Context: Why I Made This Change
With Spider, security and privacy are at the core of everything I build — especially when it comes to authentication.
Previously, Spider's authentication API issued long-lived access tokens that were stored in both memory and browser storage.
While functional, this approach posed several risks:
- Long-lived tokens increase the blast radius of token leakage.
- Revocation was difficult, requiring full token invalidation mechanisms.
- XSS attacks were possible to fetch the token.
I wanted to align with modern best practices used by platforms like Google and GitHub:
- Short-lived tokens
- Secure, HttpOnly refresh tokens
- Session isolation and rotation
- Centralized revocation
How I did it: A Layered Security Redesign
I redesigned the authentication system around stateless access tokens and rotated refresh tokens, bound to individual sessions per device.

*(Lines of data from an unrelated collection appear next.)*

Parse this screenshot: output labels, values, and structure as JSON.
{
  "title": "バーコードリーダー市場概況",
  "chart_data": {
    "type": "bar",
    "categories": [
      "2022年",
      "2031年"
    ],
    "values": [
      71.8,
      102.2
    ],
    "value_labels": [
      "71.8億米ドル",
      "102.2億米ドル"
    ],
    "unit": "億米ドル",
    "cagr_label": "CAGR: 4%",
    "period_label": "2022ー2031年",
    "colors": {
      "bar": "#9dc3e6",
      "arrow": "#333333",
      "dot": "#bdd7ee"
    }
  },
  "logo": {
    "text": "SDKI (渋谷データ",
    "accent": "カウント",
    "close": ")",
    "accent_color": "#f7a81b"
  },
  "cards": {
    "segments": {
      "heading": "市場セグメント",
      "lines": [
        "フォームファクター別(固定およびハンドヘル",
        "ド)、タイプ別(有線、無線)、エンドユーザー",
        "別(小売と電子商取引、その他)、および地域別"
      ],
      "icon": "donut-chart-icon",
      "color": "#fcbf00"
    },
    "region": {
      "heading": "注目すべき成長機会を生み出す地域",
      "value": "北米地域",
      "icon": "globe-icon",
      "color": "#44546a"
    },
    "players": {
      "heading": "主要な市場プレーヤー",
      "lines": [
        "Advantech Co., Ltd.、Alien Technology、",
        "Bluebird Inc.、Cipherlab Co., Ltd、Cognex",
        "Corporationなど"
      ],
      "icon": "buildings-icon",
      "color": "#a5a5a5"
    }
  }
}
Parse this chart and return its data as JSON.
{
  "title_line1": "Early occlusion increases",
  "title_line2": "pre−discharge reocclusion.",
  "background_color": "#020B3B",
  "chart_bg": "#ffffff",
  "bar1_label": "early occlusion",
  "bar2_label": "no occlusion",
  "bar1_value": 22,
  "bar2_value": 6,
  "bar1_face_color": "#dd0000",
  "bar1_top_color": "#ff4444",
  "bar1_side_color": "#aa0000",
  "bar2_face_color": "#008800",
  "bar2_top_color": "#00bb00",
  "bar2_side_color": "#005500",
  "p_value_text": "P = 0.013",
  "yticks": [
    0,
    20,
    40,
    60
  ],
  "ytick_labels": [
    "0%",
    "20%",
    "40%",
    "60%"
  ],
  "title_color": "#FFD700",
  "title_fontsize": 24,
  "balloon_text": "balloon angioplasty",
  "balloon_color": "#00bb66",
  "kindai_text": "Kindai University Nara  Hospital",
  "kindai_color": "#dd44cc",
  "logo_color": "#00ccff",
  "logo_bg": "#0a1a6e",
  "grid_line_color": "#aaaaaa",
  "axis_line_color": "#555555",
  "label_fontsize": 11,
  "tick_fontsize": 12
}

Key principles of the new system:
- Access tokens expire after a short time (~15 minutes).
- Refresh tokens are stored in HttpOnly, Secure cookies, inaccessible to JavaScript.
- Each session has a unique session ID, tracked securely in Redis.
- Refresh tokens are rotated at every use. Old ones are revoked immediately.
- Logout only revokes the current session, not all devices.
- Redis-backed store ensures tokens are centrally managed and revocable.
Schematic view
Login
└──> Provides:
├── Short-lived access token (JWT)
└── Refresh token (JWT in HttpOnly cookie)
└── Stored in Redis (indexed by jti and sessionId)
Access to UI
└──> Call `GET /sessions/token` to issue access token
├── Validates refresh token from cookie
├── Rotates token (new jti)
└── Issues new access token + refresh token
Access token close to expiry while on UI?
└──> Call `GET /sessions/token` to renew access token
└──> Renew impersonation and team tokens
User logs out
└──> Call `DELETE /sessions`
└── Uses access token to find sessionId
└── Revokes all refresh tokens in Redis for that session
What this means for you
- More secure by default
- Even if an access token leaks, it expires in minutes and cannot be refreshed without the securely stored cookie.
- Improved session visibility
- Every login from a browser or device is isolated, making future session management and revocation easier.
What's next
This foundation opens the door for future features:
- User-facing device/session management UI
- Login alerts for unknown devices
- Optional 2FA challenges per session
- Service accounts for scripts
I'm excited about what this unlocks and thankful to the community for helping Spider securely!